SPINELLI Fiamma, Shadows of stubborn existences, p. 30-35
The author of the three plates explains her will to follow this itinerary among "arboreous existences", fascinated by their ability to fight for survival; "regardless of concrete and asphalt, they stubbornly find ground for their roots, sun and footholds to spread their leaves, recreating the wealth of play of a thousand shadows, witnesses to their existence".
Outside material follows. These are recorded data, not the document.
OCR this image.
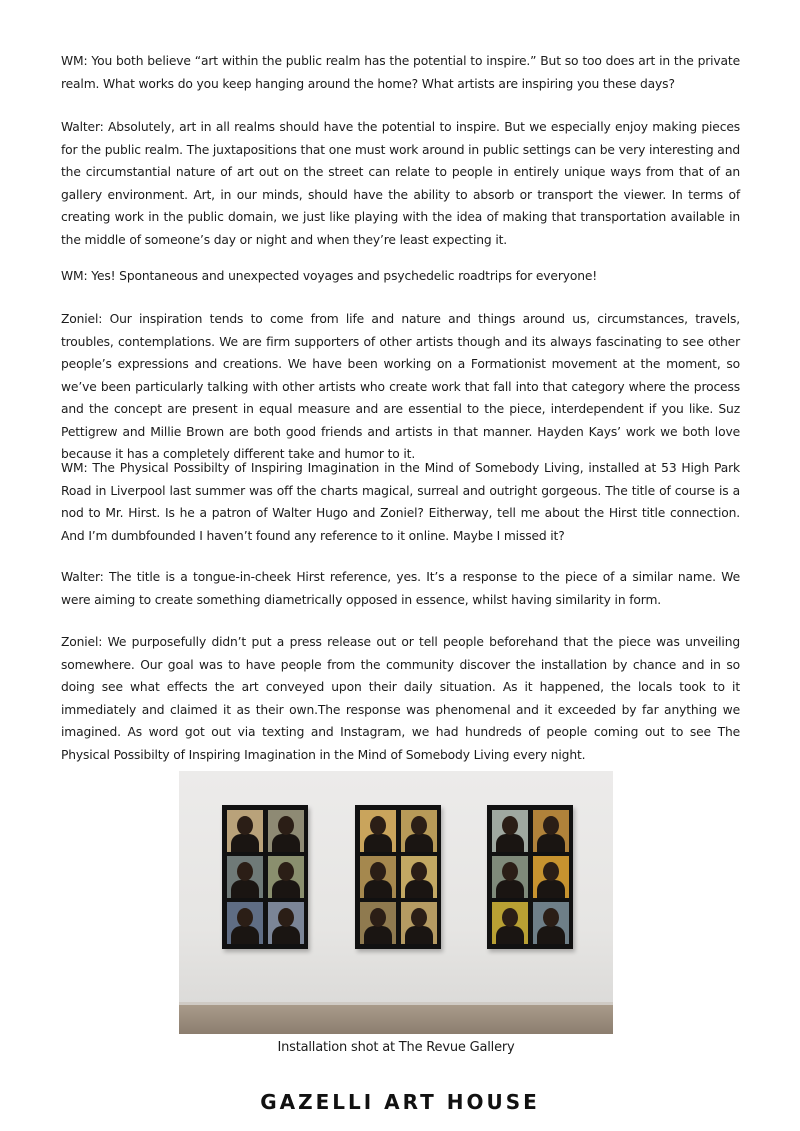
WM: You both believe “art within the public realm has the potential to inspire.” But so too does art in the private realm. What works do you keep hanging around the home? What artists are inspiring you these days?

Walter: Absolutely, art in all realms should have the potential to inspire. But we especially enjoy making pieces for the public realm. The juxtapositions that one must work around in public settings can be very interesting and the circumstantial nature of art out on the street can relate to people in entirely unique ways from that of an gallery environment. Art, in our minds, should have the ability to absorb or transport the viewer. In terms of creating work in the public domain, we just like playing with the idea of making that transportation available in the middle of someone’s day or night and when they’re least expecting it.

WM: Yes! Spontaneous and unexpected voyages and psychedelic roadtrips for everyone!

Zoniel: Our inspiration tends to come from life and nature and things around us, circumstances, travels, troubles, contemplations. We are firm supporters of other artists though and its always fascinating to see other people’s expressions and creations. We have been working on a Formationist movement at the moment, so we’ve been particularly talking with other artists who create work that fall into that category where the process and the concept are present in equal measure and are essential to the piece, interdependent if you like. Suz Pettigrew and Millie Brown are both good friends and artists in that manner. Hayden Kays’ work we both love because it has a completely different take and humor to it.

WM: The Physical Possibilty of Inspiring Imagination in the Mind of Somebody Living, installed at 53 High Park Road in Liverpool last summer was off the charts magical, surreal and outright gorgeous. The title of course is a nod to Mr. Hirst. Is he a patron of Walter Hugo and Zoniel? Eitherway, tell me about the Hirst title connection. And I’m dumbfounded I haven’t found any reference to it online. Maybe I missed it?

Walter: The title is a tongue-in-cheek Hirst reference, yes. It’s a response to the piece of a similar name. We were aiming to create something diametrically opposed in essence, whilst having similarity in form.

Zoniel: We purposefully didn’t put a press release out or tell people beforehand that the piece was unveiling somewhere. Our goal was to have people from the community discover the installation by chance and in so doing see what effects the art conveyed upon their daily situation. As it happened, the locals took to it immediately and claimed it as their own.The response was phenomenal and it exceeded by far anything we imagined. As word got out via texting and Instagram, we had hundreds of people coming out to see The Physical Possibilty of Inspiring Imagination in the Mind of Somebody Living every night.

Installation shot at The Revue Gallery
GAZELLI ART HOUSE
DE LAURETIS Teresa, The practice of sexual difference and the feminist thought in Italy, pp. 37-56
Teresa de Lauretis has translated the book Non credere di avere dei diritti by the Milan Women's Bookstore Group (Theory of Social Symbolic Practice, Bloomington, Indiana, Indiana Univ. Press, 1991, pp. 110) with an introductory essay which presents to the American scholars a work which "is not only a major theoretical text of Italian feminism but one which, in elaborating a critical theory of culture based on the practice of sexual difference, also reconstructs a history of feminism in Italy from the particular location, the social and political situatedness, of its authors". De Lauretis outlines a framework of reference which allows to place the experience of the authors in the context - more complex and articulated - of Italian feminism as well as in the philosophical tradition of the '900, focusing at the same time on the epistemological break intentionally produced by their theory and political practice of feminine freedom. "A freedom that, paradoxically - comments de Lauretis - demands no indication of the rights of women, no equal rights under the law, but only a full, political and personal, accountability to women, is as startlingly radical a notion as any that has emerged in Western thought". Special emphasis, in the essay of de Lauretis, is put on the question of the place and meaning of lesbianism in the Italian tradition and in the political thought of the authors: a letter (never published before) by Luisa Muraro - one of the Bookstore women - brings to the debate a new interpretative contribution.